“He who throws the water must sit highest in the sauna.” My grandfather taught me this phrase in Estonian in hopes of improving my language abilities, but the saying has proved equally useful while roasting in wooden hot boxes. Saunas, not passports, are how real Estonians prove their lineage. Less water and lower benches are my cooling keys to success.
Second only to the Finns (Finnish Saunas are to die for), Estonians love their Sauna. After my paragliding escapade, I headed to what my hosts described as just a “normal Saturday night gathering” at the skydiver’s club. It was normal in all respects (beers, a few drinking games, chitchat – thankfully in English with me – ), except everyone was naked. When you’re steaming in a sauna half the night, no point in drenching clothes with your sweat. Makes deciding what to wear to a party easy, I guess.

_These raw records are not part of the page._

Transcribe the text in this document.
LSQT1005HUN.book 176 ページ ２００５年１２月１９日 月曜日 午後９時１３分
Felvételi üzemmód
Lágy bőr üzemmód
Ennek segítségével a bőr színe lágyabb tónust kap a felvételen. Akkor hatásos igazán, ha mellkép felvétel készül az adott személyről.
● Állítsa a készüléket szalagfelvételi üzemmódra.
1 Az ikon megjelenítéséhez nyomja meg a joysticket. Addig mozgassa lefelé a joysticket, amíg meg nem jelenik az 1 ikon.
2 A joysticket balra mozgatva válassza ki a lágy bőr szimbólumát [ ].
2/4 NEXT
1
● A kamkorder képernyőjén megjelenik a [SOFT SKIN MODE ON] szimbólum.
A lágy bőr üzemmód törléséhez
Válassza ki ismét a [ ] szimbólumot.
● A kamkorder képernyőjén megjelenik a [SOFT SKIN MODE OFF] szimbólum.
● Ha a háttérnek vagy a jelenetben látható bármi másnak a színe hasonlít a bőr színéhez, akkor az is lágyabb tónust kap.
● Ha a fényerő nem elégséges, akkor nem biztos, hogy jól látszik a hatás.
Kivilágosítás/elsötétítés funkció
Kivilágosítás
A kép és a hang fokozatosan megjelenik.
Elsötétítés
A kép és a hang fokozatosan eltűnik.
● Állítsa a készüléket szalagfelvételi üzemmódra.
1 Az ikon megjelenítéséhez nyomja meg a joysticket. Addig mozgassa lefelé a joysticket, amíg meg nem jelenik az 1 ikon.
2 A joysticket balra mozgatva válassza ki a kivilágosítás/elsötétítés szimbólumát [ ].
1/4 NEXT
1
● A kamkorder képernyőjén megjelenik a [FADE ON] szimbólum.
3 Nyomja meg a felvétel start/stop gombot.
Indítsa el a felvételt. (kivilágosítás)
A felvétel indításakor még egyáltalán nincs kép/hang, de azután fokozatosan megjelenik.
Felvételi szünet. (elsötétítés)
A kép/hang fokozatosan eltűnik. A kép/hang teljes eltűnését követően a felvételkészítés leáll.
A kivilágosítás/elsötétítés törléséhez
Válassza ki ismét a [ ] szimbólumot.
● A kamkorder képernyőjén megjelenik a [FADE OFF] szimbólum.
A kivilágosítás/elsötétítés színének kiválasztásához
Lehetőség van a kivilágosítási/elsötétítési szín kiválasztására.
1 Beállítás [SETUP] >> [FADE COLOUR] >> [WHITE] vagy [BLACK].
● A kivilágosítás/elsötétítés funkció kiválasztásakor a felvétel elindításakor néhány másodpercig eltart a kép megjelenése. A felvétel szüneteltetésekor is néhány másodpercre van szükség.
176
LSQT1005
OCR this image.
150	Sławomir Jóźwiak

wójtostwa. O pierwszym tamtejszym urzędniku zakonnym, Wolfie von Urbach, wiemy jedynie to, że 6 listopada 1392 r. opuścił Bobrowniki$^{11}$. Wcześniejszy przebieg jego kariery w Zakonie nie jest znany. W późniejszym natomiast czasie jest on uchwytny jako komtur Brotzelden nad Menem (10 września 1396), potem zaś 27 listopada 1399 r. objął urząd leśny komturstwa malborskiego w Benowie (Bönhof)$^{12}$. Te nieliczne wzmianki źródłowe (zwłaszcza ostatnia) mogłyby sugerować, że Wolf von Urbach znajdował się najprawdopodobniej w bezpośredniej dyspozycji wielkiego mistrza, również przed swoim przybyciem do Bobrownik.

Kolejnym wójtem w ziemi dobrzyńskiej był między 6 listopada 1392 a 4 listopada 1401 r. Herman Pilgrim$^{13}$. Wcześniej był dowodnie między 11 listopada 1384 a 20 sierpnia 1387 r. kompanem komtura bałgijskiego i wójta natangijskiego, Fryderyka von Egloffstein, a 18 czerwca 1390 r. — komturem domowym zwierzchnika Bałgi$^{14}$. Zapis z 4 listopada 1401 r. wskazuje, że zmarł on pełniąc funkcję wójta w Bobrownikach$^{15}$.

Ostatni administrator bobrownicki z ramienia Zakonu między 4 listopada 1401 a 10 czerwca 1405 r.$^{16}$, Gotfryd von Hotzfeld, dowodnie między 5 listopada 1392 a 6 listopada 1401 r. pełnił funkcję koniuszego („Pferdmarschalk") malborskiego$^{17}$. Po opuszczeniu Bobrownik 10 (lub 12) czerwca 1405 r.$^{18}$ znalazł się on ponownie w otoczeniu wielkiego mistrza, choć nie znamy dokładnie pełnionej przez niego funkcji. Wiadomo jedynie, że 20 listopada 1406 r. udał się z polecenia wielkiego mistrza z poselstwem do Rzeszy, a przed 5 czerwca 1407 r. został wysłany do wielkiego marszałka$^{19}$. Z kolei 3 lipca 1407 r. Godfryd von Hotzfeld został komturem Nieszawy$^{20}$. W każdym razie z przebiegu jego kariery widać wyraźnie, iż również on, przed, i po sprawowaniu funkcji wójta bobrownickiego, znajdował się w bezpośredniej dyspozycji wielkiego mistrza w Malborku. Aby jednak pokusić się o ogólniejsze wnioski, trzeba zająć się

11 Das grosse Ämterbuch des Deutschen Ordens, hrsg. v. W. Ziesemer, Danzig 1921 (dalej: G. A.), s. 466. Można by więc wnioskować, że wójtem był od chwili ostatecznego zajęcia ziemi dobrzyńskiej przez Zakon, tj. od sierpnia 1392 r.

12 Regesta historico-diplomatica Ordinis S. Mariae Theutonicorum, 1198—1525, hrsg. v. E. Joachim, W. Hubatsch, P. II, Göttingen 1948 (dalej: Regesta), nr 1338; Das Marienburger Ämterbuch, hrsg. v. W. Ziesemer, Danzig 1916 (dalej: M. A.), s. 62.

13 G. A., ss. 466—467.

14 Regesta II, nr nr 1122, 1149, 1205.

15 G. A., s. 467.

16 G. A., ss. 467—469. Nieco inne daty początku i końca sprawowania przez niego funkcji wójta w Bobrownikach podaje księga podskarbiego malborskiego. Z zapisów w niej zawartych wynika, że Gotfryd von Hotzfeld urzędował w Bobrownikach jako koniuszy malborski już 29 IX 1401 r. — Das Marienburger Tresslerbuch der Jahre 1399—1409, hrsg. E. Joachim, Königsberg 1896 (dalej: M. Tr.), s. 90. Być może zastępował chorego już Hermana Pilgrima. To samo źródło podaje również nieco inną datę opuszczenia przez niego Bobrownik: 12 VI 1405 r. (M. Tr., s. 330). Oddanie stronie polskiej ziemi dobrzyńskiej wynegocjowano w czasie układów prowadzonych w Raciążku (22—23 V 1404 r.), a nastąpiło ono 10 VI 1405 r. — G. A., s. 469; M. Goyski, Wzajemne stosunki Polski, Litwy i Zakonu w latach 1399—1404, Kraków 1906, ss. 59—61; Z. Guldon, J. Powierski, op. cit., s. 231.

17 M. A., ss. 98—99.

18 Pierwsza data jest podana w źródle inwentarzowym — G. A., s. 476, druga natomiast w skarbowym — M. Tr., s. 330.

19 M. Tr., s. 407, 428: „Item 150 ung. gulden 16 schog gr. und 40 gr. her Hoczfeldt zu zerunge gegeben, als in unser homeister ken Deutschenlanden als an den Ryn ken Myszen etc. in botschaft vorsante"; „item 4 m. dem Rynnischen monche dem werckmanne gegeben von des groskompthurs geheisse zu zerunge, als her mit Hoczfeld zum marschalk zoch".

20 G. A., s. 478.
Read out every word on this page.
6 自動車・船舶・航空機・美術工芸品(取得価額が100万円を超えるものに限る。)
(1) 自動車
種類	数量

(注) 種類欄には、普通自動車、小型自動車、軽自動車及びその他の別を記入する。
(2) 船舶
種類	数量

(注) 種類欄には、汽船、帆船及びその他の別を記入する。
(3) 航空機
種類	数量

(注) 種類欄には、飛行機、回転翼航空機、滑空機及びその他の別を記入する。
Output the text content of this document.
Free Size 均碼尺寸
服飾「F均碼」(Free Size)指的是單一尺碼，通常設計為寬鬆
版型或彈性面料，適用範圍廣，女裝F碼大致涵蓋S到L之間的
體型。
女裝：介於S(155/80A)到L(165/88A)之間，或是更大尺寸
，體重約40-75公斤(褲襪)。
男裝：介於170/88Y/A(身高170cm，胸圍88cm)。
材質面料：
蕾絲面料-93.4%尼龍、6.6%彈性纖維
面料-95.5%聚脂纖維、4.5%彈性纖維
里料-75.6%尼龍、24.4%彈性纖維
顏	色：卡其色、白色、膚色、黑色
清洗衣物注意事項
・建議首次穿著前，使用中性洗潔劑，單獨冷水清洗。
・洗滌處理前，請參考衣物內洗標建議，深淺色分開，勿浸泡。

The aforementioned sauna was welcomed in an attempt to relax my muscles which were raw with pain following a day of paragliding. After spending 6 hours training on the ground, I took four successful solo flights above the plains of Estonia. If you’re thinking, how do you paraglide over plains – great question. Given the lack of mountains in Estonia, a towing vehicle drags you up to to 1,200 feet where you detach and glide down. Think water-skiing but with air instead of water and wings instead of skis.
View a short compilation of three separate take-off attempts below (one successful, two learning experiences…):
I topped off my second week in Estonia with a weekend trip to Helsinki, Finland, after convincing the previously-met French girl to join me. On the agenda for the upcoming week: paragliding round two and a SCUBA excursion at an old Soviet sunken prison.